In [1]:
import numpy as np
import pandas as pd
from bs4 import BeautifulSoup
import re
from nltk.corpus import stopwords
from sklearn.feature_extraction.text import CountVectorizer
from nltk.stem.wordnet import WordNetLemmatizer
from nltk.stem.snowball import SnowballStemmer
from nltk.tokenize.punkt import PunktSentenceTokenizer
from gensim.models import word2vec
from sklearn.preprocessing import normalize
from sklearn.cluster import KMeans
from sklearn.ensemble import RandomForestClassifier
from xgboost import XGBClassifier
from sklearn.svm import SVC
from sklearn.naive_bayes import GaussianNB

In [2]:
# Data cleaning for the words in text
def review_words(review,frequency):
    lmtzr = WordNetLemmatizer()
    snowball = SnowballStemmer('english')
    review_text = BeautifulSoup(review).get_text()
    #print(review_text)
    regex = re.compile('[^a-zA-Z]')
    letters = regex.sub(' ',review_text)
    #print(letters)
    words = letters.lower().split()
    #print(words)
    stops = set(stopwords.words('english'))
    meaningful_words = [w for w in words if not w in stops]
    lemmatized_words = [lmtzr.lemmatize(w) for w in meaningful_words]
    #print(lemmatized_words)
    stemmed_words = [snowball.stem(w) for w in lemmatized_words]
    output_words = ' '.join(stemmed_words)
    
    if frequency == False:
        return stemmed_words
    else:
        return output_words

In [3]:
#Divide reviews into sentences
def review_sentence(review,tokenizer,frequency):
    raw_sentences = tokenizer.tokenize(review.strip())
    #print(len(raw_sentences))
    sentences = []
    for raw_sentence in raw_sentences:
        if len(raw_sentence)>0:
            sentences.append(review_words(raw_sentence,frequency))
    return sentences

In [4]:
#Extract features from reviews 
def review_vector(file,frequency):
    tokenizer = PunktSentenceTokenizer()
    data = pd.read_csv(file, header = 0, delimiter = '\t', quoting =3)
    raw_review = data['review']
    size = len(data['review'])
    review_all = []
    for i in range(size):
        review_clean = review_sentence(raw_review[i],tokenizer,frequency)
        review_all += review_clean
        if i%5000 == 0:
            print('review set finished:{}'.format(i))
            
        
    num_features = 200
    min_word_count = 50
    num_workers = 6
    context = 10
    downsampling = 1e-3
        
    model = word2vec.Word2Vec(review_all, size = num_features, min_count = min_word_count,workers = num_workers, window = context, sample = downsampling)
    model.init_sims(replace=True)
    model_name = 'sentiment_vector'
    model.save(model_name)    
    
    return review_all

In [5]:
#Read data from unlabeledTrainData
review_all = review_vector('unlabeledTrainData.tsv',False)
data = word2vec.Word2Vec.load('sentiment_vector')

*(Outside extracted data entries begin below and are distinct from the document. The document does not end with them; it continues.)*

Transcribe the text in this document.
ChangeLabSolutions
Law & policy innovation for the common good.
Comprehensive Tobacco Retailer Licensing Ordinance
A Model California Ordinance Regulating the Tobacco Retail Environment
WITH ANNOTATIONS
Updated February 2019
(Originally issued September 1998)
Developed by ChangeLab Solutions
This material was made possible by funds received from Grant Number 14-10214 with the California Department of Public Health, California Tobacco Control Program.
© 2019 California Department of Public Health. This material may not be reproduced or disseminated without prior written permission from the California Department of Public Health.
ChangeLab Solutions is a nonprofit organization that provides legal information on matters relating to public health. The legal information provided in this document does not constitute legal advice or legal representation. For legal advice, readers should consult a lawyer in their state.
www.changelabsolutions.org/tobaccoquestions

df = pd.DataFrame(review_all)
df.to_csv('words.csv',index=False,header=False)
print('review file finished')



 BeautifulSoup([your markup])

to this:

 BeautifulSoup([your markup], "lxml")

  markup_type=markup_type))


review set finished:0


  'Beautiful Soup.' % markup)
  ' that document to Beautiful Soup.' % decoded_markup
  ' that document to Beautiful Soup.' % decoded_markup


review set finished:5000
review set finished:10000
review set finished:15000
review set finished:20000


  ' that document to Beautiful Soup.' % decoded_markup


review set finished:25000
review set finished:30000
review set finished:35000


  ' that document to Beautiful Soup.' % decoded_markup


review set finished:40000
review set finished:45000


  ' that document to Beautiful Soup.' % decoded_markup


review file finished


In [6]:
review_all = np.array(review_all)
print(review_all.shape)

(532928,)


In [7]:
#Feed word2vec model and extract features
model_new = word2vec.Word2Vec.load('sentiment_vector')
matrix = model_new.wv.syn0
print(matrix.shape)

(8360, 200)


In [8]:
print(len(model_new.wv.vocab))

8360


In [9]:
model_new.doesnt_match('man woman watch school money'.split())

'watch'

In [10]:
model_new.most_similar('money')

[('buck', 0.6363558769226074),
 ('dollar', 0.6173630952835083),
 ('cash', 0.579927921295166),
 ('fund', 0.5651991963386536),
 ('debt', 0.5647455453872681),
 ('fee', 0.552809476852417),
 ('profit', 0.5428676605224609),
 ('salari', 0.5420151352882385),
 ('ticket', 0.5404407382011414),
 ('expens', 0.5176376104354858)]

In [11]:
len(model_new.wv.vocab)

8360

In [12]:
#Divide reviews into sentences
def review_bag(file,frequency):
    tokenizer = PunktSentenceTokenizer()
    data = pd.read_csv(file, header = 0, delimiter = '\t', quoting =3)
    raw_review = data['review']
    size = len(data['review'])
    review_all = []
    for i in range(size):
        review_clean = review_sentence(raw_review[i],tokenizer,frequency)
        review_all.append(review_clean)
        if i%5000 == 0:
            print('review set finished:{}'.format(i))
    
    return review_all        

In [13]:
#Find cluster center and form the features of the reviews
def word_center(matrix,model,num_centers):
    kmeans = KMeans(n_clusters=num_centers,random_state=0)
    kmeans.fit(matrix)
    centerid = kmeans.predict(matrix)
    words = model.wv.index2word
    wordscenter = dict(zip(words,centerid))
    #print(wordscenter.keys())
    return wordscenter


def center_vector(words,wordscenter,num_centers):
    vector = np.zeros(num_centers,dtype='float32')
    words_new = [w.split() for w in words]
    for item in words_new:
        for word in item:
            if word in wordscenter.keys():
                index = wordscenter[word]
                vector[index] += 1
                #print(word)
                #print(vector)
    return vector

def review_center(review,matrix,model):
    review_center = []
    num_centers = int(len(matrix)/10)
    num_centers = 1000
    wordscenter = word_center(matrix,model,num_centers)
    for words in review:
        result = center_vector(words,wordscenter,num_centers)
        review_center.append(result)
    return review_center

In [14]:
#Read data from labeledTrainData
reviews = review_bag('labeledTrainData.tsv',True)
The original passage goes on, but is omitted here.